The process uses a dead bacterium's ability to give off signature colour when certain metals or their compounds come into contact with it. The team of scientists, led by Sheela Srivastava, used dead colonies of bacterium Pseudomonas stutzeri rs34 and effluents containing compounds of copper, cobalt, manganese and zinc. They found with an effluent containing copper, the dead bacterial biomass became green and with cobalt it acquired a pink hue. Significantly, the detection is possible even when more than one metal is present in the effluent. "Using such unicellular organisms as the first detection kits can have certain advantages," Srivastava told Down To Earth.
The common, chemical-based methods to detect toxic metals are costly, require exhaustive lab analysis, and in the long run, may also prove environmentally damaging, said the scientists in their report published in Current Science (Vol 89, No 7, October 10, 2005). In comparison, the new process is not only cheap, but also quick and easy to perform, they said. But this method does not work for some highly toxic metals, such as chromium and arsenic, that do not give off any colour.

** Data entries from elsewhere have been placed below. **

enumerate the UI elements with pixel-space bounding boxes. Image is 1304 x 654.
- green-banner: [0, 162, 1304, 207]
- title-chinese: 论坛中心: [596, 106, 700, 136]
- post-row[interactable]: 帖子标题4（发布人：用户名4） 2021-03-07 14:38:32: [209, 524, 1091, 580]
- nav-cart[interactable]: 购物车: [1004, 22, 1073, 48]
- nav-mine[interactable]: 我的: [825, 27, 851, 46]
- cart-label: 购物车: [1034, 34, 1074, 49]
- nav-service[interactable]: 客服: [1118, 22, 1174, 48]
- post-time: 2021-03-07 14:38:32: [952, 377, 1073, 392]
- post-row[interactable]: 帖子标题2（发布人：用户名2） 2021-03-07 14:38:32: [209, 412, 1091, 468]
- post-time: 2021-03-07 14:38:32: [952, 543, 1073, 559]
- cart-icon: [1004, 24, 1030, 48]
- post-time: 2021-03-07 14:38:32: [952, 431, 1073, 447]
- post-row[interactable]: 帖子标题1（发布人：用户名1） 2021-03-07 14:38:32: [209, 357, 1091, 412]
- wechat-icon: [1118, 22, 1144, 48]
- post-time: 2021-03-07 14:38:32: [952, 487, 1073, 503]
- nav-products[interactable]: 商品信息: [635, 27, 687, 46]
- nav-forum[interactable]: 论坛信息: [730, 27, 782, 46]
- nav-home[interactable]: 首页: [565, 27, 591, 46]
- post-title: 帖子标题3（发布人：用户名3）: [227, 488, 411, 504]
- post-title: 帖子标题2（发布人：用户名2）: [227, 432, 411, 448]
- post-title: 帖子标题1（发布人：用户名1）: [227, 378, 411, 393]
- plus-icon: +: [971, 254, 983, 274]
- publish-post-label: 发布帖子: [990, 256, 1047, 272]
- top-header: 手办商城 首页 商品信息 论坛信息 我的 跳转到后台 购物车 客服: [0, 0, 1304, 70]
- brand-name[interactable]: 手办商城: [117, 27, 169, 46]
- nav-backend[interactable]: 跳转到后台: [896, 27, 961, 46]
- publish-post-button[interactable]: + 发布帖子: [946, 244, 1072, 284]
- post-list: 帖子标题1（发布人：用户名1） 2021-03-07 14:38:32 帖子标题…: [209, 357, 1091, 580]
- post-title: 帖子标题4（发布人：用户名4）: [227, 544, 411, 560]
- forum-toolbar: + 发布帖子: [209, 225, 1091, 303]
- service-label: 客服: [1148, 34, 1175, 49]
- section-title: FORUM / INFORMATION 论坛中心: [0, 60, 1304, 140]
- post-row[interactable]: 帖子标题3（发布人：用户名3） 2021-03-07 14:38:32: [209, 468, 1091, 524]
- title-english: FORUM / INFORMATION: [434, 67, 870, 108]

Explaining the mechanism, Srivastava said the bacterial cell wall has several negatively-charged sites, which bind to a variety of metals. In fact, they function better in a dead state, as the cells allow the metal to freely enter and bind to more sites inside the cell, too. For instance, in the case of copper, although the dead cells took up less metal in comparison to live cells, the colour of the biomass was more intense in the former case. Besides, dead bacteria is both easy to manipulate as well as safe to handle.
According to the scientists, the technique works even when the concentration of metals in the solution is as low as 2 parts per million.